This thread is now over a decade old, but has been left without a proper closure.

The problem posed by bayes777 is quite reasonable and commonly encountered. Given vector variables x and y, and a vector function F(x,y), one wishes to specify values for y and solve for x, when F and x have the same number of elements, and y has zero or more elements.

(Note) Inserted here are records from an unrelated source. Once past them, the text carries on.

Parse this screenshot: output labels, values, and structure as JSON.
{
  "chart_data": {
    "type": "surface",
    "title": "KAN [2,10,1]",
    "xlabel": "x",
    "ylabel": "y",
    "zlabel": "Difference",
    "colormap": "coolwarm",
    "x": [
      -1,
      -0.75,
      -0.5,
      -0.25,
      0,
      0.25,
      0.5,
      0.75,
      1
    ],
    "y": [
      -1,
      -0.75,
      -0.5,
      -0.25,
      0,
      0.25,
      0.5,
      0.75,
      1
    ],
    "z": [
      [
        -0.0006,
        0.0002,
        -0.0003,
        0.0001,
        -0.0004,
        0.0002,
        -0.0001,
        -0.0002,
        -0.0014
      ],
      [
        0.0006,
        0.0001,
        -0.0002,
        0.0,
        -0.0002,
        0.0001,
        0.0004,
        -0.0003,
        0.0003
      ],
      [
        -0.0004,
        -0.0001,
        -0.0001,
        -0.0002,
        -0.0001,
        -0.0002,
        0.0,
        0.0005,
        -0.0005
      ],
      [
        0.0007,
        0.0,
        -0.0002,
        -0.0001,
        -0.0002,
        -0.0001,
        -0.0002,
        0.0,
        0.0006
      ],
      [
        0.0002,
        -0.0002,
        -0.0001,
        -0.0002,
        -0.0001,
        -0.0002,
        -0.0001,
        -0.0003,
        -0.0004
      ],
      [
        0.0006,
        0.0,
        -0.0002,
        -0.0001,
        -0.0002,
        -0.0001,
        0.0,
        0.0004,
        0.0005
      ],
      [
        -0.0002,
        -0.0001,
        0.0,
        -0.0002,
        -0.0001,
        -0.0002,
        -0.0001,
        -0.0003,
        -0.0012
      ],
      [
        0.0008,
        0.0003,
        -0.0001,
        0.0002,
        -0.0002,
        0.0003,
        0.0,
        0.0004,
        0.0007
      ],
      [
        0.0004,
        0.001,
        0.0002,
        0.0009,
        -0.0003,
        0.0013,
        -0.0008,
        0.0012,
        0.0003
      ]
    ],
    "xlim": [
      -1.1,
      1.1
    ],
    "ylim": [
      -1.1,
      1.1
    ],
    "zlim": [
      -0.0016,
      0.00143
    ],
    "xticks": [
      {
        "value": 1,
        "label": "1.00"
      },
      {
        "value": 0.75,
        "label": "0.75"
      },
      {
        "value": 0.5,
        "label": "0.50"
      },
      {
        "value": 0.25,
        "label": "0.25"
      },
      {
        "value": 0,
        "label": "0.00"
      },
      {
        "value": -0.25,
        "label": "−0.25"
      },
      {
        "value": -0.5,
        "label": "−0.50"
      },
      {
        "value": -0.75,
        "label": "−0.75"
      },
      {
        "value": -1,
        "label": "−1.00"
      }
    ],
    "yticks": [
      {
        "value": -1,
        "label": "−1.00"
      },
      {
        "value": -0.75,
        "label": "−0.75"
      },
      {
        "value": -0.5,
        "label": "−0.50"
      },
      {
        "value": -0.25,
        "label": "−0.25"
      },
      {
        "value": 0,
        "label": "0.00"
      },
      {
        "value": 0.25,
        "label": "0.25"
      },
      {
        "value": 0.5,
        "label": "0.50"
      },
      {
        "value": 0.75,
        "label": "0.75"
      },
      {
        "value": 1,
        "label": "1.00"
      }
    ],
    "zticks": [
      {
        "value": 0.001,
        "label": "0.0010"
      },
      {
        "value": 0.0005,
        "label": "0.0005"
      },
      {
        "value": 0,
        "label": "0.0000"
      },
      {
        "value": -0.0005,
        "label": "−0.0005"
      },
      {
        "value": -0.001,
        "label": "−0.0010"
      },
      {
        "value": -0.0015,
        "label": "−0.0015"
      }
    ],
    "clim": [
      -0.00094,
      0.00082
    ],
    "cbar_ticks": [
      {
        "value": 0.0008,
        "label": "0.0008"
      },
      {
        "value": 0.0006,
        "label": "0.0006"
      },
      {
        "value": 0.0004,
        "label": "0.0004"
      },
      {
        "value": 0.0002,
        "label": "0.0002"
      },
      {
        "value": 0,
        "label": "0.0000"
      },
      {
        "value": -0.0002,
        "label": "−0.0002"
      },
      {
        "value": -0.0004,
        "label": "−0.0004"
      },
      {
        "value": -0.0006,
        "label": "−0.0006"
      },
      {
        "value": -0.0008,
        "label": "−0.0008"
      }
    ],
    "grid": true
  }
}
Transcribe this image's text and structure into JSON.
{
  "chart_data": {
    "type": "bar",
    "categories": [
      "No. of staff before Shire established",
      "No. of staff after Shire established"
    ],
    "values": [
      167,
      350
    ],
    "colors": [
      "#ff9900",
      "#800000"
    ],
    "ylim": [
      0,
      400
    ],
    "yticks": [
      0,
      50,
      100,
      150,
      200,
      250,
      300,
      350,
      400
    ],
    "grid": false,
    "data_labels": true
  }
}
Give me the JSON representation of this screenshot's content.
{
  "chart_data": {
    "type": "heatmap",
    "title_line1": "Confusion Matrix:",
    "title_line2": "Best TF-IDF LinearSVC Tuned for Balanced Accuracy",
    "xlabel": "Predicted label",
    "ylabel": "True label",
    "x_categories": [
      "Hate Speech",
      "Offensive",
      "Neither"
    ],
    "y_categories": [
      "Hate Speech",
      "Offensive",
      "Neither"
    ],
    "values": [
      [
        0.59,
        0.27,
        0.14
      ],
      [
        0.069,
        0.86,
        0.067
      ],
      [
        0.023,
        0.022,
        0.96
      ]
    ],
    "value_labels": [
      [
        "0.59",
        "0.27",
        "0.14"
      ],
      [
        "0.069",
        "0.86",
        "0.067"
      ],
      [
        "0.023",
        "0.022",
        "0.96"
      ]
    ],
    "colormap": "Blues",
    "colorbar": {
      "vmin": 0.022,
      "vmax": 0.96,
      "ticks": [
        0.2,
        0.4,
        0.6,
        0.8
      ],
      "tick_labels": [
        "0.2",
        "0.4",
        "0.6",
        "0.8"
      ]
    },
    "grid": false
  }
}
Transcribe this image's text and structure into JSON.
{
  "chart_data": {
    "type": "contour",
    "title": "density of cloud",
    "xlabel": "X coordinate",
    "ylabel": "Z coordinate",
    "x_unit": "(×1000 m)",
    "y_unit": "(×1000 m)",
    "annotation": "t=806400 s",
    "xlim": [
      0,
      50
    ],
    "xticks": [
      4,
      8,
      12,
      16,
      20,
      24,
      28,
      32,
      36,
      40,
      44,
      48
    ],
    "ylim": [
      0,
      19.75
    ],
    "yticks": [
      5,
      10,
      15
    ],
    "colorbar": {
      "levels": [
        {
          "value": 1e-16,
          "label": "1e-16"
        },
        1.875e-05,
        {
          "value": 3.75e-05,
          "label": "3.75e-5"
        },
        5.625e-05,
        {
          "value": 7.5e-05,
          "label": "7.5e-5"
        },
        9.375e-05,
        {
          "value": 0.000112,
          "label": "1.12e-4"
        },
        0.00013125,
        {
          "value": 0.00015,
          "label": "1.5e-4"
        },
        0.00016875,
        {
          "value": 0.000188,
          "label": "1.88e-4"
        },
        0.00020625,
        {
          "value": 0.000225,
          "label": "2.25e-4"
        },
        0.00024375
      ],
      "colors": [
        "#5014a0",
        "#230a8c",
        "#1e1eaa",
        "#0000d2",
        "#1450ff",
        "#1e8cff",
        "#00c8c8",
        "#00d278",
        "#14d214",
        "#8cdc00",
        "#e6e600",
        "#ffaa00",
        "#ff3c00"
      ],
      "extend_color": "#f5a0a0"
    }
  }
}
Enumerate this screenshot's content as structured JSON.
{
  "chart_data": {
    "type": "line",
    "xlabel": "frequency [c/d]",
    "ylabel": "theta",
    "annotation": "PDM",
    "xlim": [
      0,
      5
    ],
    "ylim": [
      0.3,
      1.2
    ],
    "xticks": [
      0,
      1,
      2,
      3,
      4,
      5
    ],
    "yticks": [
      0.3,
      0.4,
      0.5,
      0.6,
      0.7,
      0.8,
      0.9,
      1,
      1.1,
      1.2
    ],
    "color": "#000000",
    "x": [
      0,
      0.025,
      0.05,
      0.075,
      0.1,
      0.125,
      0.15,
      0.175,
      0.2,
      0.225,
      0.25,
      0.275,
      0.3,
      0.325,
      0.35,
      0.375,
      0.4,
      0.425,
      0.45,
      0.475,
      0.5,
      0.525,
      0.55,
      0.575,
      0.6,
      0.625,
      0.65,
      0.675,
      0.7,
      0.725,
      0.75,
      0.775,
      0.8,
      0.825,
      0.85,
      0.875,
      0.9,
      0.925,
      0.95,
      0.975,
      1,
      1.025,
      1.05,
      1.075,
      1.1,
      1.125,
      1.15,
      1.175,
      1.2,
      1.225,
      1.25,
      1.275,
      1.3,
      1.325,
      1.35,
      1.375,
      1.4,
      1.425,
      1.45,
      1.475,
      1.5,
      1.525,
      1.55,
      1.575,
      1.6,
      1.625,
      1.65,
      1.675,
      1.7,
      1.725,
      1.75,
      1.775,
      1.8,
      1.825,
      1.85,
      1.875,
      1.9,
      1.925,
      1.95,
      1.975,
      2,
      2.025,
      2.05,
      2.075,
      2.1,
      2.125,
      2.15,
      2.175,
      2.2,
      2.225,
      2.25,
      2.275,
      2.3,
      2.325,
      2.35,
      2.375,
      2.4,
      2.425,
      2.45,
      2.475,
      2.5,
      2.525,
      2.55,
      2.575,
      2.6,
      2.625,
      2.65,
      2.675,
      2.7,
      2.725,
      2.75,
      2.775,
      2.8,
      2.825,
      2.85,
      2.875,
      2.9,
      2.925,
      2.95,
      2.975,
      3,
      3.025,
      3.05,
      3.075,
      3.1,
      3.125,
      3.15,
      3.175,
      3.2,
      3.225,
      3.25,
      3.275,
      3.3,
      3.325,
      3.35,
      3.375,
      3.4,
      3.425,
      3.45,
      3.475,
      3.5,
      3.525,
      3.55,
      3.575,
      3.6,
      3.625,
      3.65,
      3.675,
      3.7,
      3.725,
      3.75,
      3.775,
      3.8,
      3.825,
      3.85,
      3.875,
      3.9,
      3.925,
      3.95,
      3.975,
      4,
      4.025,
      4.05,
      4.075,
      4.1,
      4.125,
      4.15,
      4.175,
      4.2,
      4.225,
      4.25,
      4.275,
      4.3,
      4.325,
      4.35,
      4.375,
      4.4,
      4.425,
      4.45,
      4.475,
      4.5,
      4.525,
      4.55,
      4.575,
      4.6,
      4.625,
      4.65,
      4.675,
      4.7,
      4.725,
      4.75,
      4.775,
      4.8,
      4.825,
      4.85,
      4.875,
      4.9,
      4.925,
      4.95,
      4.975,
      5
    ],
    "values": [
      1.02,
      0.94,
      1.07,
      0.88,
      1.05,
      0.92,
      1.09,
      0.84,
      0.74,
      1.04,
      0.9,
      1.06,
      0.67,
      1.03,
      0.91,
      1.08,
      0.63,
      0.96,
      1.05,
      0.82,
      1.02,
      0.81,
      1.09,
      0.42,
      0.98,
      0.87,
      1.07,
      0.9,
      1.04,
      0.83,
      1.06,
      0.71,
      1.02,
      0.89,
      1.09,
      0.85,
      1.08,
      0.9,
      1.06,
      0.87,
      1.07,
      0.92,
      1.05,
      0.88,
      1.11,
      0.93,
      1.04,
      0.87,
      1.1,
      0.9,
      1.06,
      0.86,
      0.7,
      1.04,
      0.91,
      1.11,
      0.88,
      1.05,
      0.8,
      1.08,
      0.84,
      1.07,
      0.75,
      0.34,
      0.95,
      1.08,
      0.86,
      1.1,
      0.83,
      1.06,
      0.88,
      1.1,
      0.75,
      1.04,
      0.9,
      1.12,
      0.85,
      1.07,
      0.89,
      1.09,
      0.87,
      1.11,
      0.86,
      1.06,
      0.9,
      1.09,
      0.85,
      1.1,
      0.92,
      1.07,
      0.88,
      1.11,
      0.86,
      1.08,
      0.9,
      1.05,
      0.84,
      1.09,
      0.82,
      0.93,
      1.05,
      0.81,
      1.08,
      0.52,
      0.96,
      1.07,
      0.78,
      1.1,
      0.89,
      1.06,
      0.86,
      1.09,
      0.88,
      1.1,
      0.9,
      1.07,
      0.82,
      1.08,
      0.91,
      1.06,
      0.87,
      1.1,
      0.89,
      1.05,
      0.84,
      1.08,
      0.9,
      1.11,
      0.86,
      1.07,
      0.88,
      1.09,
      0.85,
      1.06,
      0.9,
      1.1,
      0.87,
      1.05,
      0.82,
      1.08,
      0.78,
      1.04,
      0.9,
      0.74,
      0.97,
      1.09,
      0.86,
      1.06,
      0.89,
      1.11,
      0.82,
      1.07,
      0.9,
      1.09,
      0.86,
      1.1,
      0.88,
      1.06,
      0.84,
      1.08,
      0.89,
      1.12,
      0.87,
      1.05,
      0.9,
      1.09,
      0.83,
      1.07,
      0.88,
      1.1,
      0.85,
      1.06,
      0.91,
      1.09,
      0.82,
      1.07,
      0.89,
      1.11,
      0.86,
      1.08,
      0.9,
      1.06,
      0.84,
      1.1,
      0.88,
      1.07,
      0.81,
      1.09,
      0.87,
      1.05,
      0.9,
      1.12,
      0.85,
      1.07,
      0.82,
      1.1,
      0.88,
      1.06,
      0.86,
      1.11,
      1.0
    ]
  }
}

The attempts to use NEQNF after packing x and y into a single array, i.e., to define z = [x; y] and call NEQNF to solve F(z) = 0, are not going to work, for the following reason. NEQNF, when called with the F95 interface, assumes that z and F have as many elements, N, as there are coupled equations, and this assumption is not satisfied when the artifice of ignoring some elements of x is used. Secondly, the user-provided FCN routine will be called from NEQNF with different values of x, and FCN must compute N elements of F given N elements of x.

A simple way of solving the problem is to pass the parameter array y to FCN through means other than its argument list. Here, for example, is the example code from https://docs.roguewave.com/imsl/fort....10.10.html%23 , modified to use C(1), C(2) and C(3) in place of 27, 10 and 7 in FCN. The value of C is passed through a module that is USEd in the main program as well as in FCN. The main program sets the values into C, and these values are used in computing F(x,C).

Code:

module params
implicit none
real C(3)
end module
program xneqnf
USE NEQNF_INT
USE UMACH_INT
use params
IMPLICIT NONE
!
INTEGER N
PARAMETER (N=3)
!
INTEGER K, NOUT
REAL FNORM, X(N), XGUESS(N)
EXTERNAL FCN
! Set values of initial guess
! XGUESS = ( 4.0 4.0 4.0 )
!
DATA XGUESS/4.0, 4.0, 4.0/
!
!
CALL UMACH (2, NOUT)
C = [27.0, 10.0, 7.0] ! original values
! Find the solution
CALL NEQNF (FCN, X, xguess=xguess, fnorm=fnorm)
! Output
WRITE (NOUT,99999) (X(K),K=1,N), FNORM
C = [27.0, 10.0, 8.0] ! C(3) is changed from 7 to 8
xguess = x
! Find the solution
CALL NEQNF (FCN, X, xguess=xguess, fnorm=fnorm)
! Output
WRITE (NOUT,99999) (X(K),K=1,N), FNORM
99999 FORMAT (' The solution to the system is', /, ' X = (', 3F9.5, &
')', /, ' with FNORM =', es10.3, //)
!
END
! User-defined subroutine
SUBROUTINE FCN (X, F, N)
use params
INTEGER N
REAL X(N), F(N)
!
REAL EXP, SIN
INTRINSIC EXP, SIN
!
F(1) = X(1) + EXP(X(1)-1.0) + (X(2)+X(3))*(X(2)+X(3)) - C(1)
F(2) = EXP(X(2)-2.0)/X(1) + X(3)*X(3) - C(2)
F(3) = X(3) + SIN(X(2)-2.0) + X(2)*X(2) - C(3)
RETURN
END